The University is considering increasing its eco-friendly course offerings as part of a larger initiative to develop a culture geared toward sustainability.

Provost Steven Lerman appointed a 20-person faculty committee with representatives from the 10 GW schools and colleges to examine sustainability in the University’s curriculum. The group will present its recommendations in the spring.

“Sustainability is one of [University] President [Steven] Knapp’s top priorities, and we hope to incorporate this important initiative into our curriculum in a way that is accessible to all students and provides education relevant to health, science, policy, engineering, business and society,” Forrest Maltzman, senior vice provost for academic affairs and planning, said.

The University offers more than 100 courses that address sustainability and 30 “green leaf” courses, which have a significant eco-focus.

Green leaf classes include oceanography, geology of energy resources and international affairs special topics courses in development.

“Employers today are seeking employees who can understand and communicate issues about sustainability, and we hope to prepare our students to address these needs,” Maltzman said.

Lisa Benton-Short, an associate professor of geography, is chairing the faculty committee.

“We are in the early stages of brainstorming about how we can encourage faculty to develop and redevelop courses that have some of the components of sustainability,” she said. “Many of the large scale research grants are looking for interdisciplinary teams. This is a challenge for sustainability research.”
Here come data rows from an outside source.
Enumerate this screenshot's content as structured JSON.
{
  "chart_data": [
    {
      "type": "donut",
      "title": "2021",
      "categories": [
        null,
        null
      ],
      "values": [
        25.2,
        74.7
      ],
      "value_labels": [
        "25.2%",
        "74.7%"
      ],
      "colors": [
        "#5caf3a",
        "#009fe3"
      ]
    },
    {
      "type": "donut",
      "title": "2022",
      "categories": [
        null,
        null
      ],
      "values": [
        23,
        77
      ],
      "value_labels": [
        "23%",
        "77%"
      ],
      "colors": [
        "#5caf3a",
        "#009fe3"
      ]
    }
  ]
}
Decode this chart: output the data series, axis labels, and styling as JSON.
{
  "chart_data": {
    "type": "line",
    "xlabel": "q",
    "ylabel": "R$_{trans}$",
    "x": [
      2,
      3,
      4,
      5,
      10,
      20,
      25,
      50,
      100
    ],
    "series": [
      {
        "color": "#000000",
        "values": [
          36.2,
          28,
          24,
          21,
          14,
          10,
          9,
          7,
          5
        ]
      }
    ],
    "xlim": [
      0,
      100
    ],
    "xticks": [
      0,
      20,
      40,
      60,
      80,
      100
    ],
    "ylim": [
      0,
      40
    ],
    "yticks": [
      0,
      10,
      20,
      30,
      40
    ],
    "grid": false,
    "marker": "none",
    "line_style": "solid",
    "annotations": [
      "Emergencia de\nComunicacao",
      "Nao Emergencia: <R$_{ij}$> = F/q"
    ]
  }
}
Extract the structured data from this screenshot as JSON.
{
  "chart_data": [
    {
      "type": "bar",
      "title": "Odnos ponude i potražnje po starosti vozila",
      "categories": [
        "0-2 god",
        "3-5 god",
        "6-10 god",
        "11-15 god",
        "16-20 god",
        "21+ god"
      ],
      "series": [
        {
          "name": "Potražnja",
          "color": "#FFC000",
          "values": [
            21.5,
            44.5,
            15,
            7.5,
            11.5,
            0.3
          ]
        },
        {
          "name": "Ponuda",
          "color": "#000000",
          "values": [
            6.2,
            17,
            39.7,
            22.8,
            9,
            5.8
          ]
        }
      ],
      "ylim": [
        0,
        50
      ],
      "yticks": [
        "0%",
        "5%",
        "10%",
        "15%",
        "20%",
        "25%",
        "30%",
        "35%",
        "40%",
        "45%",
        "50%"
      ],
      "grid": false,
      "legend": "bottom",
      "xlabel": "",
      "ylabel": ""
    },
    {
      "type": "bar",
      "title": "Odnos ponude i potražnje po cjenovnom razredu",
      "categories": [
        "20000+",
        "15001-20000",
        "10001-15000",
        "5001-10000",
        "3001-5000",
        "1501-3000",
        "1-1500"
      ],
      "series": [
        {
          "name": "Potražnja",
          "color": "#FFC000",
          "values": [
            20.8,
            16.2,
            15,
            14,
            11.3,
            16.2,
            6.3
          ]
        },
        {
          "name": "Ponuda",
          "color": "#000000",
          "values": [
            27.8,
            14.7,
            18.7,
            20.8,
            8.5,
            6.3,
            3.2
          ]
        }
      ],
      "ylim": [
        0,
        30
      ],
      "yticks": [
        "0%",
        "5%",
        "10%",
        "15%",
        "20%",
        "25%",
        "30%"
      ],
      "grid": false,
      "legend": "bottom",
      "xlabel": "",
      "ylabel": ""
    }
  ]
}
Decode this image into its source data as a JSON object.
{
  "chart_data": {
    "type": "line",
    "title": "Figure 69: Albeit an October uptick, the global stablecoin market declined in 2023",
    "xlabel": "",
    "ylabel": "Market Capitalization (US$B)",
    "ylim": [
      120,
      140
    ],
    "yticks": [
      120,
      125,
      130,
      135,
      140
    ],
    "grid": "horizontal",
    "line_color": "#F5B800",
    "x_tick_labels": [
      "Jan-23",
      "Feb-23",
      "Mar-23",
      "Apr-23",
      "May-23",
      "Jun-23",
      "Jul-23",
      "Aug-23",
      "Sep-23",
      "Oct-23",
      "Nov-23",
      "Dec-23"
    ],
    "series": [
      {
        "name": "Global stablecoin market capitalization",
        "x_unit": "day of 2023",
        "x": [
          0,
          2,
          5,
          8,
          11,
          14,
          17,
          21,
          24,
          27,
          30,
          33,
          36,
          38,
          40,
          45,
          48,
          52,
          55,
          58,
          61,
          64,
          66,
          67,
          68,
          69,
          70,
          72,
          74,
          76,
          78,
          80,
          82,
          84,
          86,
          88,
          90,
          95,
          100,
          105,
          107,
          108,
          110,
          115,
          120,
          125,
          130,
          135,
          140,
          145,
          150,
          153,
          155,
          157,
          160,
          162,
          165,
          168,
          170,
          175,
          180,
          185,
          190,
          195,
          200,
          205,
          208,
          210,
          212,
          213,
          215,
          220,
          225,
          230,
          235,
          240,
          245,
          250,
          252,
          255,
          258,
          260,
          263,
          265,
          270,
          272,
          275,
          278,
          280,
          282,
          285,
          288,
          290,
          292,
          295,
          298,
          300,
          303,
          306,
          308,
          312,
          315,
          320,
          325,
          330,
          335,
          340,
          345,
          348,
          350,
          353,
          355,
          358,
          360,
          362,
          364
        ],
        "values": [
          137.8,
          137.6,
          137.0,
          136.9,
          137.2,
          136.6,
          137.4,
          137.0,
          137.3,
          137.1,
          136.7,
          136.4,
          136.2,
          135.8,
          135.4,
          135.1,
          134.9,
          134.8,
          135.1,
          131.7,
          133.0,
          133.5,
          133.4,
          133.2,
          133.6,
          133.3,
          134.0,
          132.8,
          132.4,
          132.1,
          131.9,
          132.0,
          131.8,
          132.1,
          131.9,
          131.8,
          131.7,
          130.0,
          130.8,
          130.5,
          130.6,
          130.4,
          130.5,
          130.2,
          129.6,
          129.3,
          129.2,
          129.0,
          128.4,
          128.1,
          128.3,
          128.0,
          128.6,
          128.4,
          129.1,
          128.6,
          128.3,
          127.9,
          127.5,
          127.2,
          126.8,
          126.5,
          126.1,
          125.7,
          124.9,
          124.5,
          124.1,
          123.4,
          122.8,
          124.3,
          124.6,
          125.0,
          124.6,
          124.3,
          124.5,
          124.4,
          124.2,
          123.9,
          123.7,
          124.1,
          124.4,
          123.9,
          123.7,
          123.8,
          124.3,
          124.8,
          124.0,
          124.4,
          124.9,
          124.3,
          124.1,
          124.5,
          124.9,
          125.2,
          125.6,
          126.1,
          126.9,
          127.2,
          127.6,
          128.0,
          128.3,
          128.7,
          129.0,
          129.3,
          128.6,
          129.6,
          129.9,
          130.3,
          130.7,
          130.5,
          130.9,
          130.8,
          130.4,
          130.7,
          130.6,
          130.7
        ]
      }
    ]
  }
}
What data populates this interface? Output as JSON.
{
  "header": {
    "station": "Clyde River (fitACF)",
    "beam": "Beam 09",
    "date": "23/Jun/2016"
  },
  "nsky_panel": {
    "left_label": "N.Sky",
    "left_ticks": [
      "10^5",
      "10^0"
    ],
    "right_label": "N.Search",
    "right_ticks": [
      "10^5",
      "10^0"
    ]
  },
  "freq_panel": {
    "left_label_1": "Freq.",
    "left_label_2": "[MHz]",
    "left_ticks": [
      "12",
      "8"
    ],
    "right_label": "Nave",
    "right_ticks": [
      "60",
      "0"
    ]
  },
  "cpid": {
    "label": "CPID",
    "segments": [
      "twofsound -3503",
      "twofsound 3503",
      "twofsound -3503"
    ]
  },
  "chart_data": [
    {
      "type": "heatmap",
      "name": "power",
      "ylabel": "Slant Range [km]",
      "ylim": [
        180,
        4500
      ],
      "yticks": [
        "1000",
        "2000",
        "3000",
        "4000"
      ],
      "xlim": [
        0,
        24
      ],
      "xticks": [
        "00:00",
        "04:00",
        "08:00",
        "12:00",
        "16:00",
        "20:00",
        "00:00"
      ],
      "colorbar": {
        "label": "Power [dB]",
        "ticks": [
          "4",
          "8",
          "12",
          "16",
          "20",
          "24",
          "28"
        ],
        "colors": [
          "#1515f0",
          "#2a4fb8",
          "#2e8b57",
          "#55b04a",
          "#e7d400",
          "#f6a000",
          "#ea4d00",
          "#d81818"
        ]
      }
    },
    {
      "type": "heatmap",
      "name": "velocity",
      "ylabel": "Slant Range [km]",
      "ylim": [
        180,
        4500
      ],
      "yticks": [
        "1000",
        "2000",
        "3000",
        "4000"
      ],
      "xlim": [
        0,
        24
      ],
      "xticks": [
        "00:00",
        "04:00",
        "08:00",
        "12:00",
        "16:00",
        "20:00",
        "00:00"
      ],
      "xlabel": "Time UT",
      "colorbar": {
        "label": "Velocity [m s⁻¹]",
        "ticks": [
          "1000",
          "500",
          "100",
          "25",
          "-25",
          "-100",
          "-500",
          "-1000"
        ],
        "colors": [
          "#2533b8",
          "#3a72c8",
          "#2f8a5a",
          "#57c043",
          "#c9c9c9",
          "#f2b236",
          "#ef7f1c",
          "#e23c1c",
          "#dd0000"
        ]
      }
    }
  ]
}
Benton-Short hopes the expansion of green leaf courses will link schools across GW.

School of Media and Public Affairs Director Frank Sesno, who founded the green social network Planet Forward in 2009, discussed incorporating sustainability into GW’s curriculum in a closed session of the Board of Trustees meeting last month. Sesno teaches a video production class in which students submit pieces for the organization’s website.

“The global paradigm we have known may be changing, and I think this University has an incredible opportunity to equip its students and its scholars with the disciplines, the knowledge and the skills to help navigate our way through these changes,” he said.

As part of Knapp’s green focus, the Office of Sustainability’s staff has grown, as have University initiatives to build sustainable buildings and parks on campus.

GW vaulted to No. 30 in this year’s Sierra Club rating of the nation’s environmentally-friendly schools.

Meghan Chapple-Brown, director of the Office of Sustainability, said curricula represent just one part of its efforts.

“We look forward to working collaboratively across the University to build GW’s competencies and to find ways to integrate our activities on campus with learning opportunities,” she said.